Another thing that is bad with overloading <textbox> for passwords is that
passwords shouldn't really be able to have more than one row (in the typical
password use-case anyway). HTML 4 textarea wouldn't work as an interim
rendering component for textboxes that are also passwords due to this. So I
agree that a separate <password> element is the best solution. 

-Kelly

> -----Original Message-----
> From: Berin Loritsch [mailto:bloritsch@apache.org]

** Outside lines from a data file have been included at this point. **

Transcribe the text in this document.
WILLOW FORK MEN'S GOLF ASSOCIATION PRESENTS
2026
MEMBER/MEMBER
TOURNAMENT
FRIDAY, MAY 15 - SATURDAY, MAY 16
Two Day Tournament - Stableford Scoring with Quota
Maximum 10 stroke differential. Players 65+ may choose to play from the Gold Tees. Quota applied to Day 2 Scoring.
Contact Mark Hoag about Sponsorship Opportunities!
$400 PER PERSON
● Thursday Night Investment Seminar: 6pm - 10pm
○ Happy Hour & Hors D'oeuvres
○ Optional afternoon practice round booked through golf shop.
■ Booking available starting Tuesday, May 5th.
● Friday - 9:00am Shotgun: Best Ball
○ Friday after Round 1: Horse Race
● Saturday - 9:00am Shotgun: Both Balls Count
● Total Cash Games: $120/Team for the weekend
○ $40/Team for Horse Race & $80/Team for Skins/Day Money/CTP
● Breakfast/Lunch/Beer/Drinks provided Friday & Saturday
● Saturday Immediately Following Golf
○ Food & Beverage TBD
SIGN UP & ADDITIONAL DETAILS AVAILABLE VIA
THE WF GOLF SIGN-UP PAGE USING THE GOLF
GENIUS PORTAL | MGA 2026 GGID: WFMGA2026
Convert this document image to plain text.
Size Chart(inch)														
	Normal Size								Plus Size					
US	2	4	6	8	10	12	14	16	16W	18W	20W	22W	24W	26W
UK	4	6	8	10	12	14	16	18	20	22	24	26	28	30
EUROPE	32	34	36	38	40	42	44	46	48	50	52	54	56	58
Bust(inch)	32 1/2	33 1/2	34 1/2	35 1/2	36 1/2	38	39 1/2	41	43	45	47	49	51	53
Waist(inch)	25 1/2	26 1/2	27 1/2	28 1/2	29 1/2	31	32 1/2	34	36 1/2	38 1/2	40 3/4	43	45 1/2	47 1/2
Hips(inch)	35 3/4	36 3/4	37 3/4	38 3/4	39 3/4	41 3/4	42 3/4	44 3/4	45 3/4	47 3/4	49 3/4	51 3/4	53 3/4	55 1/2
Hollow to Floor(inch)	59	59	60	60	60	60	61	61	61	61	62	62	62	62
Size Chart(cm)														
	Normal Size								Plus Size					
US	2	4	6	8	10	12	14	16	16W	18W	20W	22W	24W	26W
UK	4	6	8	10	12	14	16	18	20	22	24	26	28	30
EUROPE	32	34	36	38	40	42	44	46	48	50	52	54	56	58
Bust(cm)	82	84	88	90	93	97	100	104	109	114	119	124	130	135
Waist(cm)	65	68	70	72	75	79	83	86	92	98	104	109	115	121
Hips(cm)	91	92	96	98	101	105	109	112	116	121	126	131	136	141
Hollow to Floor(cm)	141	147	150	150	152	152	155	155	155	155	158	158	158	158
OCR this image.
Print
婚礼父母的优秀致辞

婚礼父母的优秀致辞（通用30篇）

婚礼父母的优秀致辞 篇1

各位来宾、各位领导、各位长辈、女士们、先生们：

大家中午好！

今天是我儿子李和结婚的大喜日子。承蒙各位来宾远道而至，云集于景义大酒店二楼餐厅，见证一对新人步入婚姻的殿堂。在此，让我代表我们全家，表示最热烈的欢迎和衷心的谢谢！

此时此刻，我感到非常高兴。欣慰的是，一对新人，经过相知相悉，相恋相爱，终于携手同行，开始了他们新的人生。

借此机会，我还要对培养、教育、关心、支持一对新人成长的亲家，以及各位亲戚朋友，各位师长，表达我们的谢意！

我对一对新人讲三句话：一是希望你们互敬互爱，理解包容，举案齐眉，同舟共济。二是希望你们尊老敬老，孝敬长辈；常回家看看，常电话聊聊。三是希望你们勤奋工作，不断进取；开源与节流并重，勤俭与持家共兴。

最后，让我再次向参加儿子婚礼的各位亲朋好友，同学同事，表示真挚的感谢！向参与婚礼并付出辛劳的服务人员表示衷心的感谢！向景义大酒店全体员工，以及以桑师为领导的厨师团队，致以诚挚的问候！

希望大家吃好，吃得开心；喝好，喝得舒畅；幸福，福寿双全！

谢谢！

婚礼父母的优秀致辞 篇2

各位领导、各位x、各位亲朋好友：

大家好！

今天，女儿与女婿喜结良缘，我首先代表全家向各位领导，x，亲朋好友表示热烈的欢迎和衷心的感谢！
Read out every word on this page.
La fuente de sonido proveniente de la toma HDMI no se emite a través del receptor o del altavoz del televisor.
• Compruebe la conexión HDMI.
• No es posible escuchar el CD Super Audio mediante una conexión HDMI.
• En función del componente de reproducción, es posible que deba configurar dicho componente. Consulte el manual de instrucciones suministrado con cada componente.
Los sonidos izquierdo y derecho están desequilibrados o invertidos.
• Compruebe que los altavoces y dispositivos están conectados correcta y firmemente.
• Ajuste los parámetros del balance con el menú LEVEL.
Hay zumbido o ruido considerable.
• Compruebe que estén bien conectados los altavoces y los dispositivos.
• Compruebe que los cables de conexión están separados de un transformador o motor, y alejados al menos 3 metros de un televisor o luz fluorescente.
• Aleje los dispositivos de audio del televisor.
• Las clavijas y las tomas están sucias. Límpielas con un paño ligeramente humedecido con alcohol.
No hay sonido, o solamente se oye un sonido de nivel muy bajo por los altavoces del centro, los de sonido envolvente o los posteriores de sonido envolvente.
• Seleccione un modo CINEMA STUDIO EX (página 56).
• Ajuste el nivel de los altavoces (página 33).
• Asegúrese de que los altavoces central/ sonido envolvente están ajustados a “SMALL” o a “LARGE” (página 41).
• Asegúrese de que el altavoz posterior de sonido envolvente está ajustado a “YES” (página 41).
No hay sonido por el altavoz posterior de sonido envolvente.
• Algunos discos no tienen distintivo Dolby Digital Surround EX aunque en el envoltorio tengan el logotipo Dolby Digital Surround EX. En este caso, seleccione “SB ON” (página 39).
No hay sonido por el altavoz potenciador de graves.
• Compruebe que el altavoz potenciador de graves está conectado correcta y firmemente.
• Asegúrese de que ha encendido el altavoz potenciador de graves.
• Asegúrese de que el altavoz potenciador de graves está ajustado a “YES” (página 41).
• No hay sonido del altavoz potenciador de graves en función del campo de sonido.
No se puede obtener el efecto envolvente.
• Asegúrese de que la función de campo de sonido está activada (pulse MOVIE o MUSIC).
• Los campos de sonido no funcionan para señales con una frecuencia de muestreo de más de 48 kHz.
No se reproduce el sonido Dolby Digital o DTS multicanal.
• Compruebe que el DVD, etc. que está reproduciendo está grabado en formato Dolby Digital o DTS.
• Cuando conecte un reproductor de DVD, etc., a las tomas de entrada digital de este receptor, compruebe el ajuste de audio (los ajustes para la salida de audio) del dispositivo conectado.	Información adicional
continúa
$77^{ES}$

> Sent: Friday, March 23, 2001 2:12 PM
> To: tvraman@almaden.ibm.com; XForms Mailing List
> Subject: Re: One more possible hole in UI?
> 
> 
> "T. V. Raman" wrote:
> > 
> > the two choices I am presently considering are:
> > 1) Have a <password>...</password>
> > element analogous to textbox
> > 
> > 2) (preference as of last two days)
> > <textbox echo="*">...</textbox>
> > (default value of echo echoes chars as you type --echo ="*"
> > displays '*' echo ="#" displays '#'
> > 
> > Since you say you're implementing this, what would your
> > preference be?
> 
> It's alot easier to map a <xform:password>...</xform:password> to an
> <input type="password"/>.  The other requires a more complicated
> aproach that not all browsers would support (combining javascript and
> CSS).  In fact, if the second approach were adopted--the only way
> to be sure that the characters aren't rendered is to test for the
> "echo" attribute and convert to the <input type="password"/>.
> 
> That last approach (for converting XForms to XHTML) is limited in
> functionality because no matter what is specified in "echo", the
> asterisk will be displayed.  Anything else will require a full
> plugin support for browsers, or worse applet support.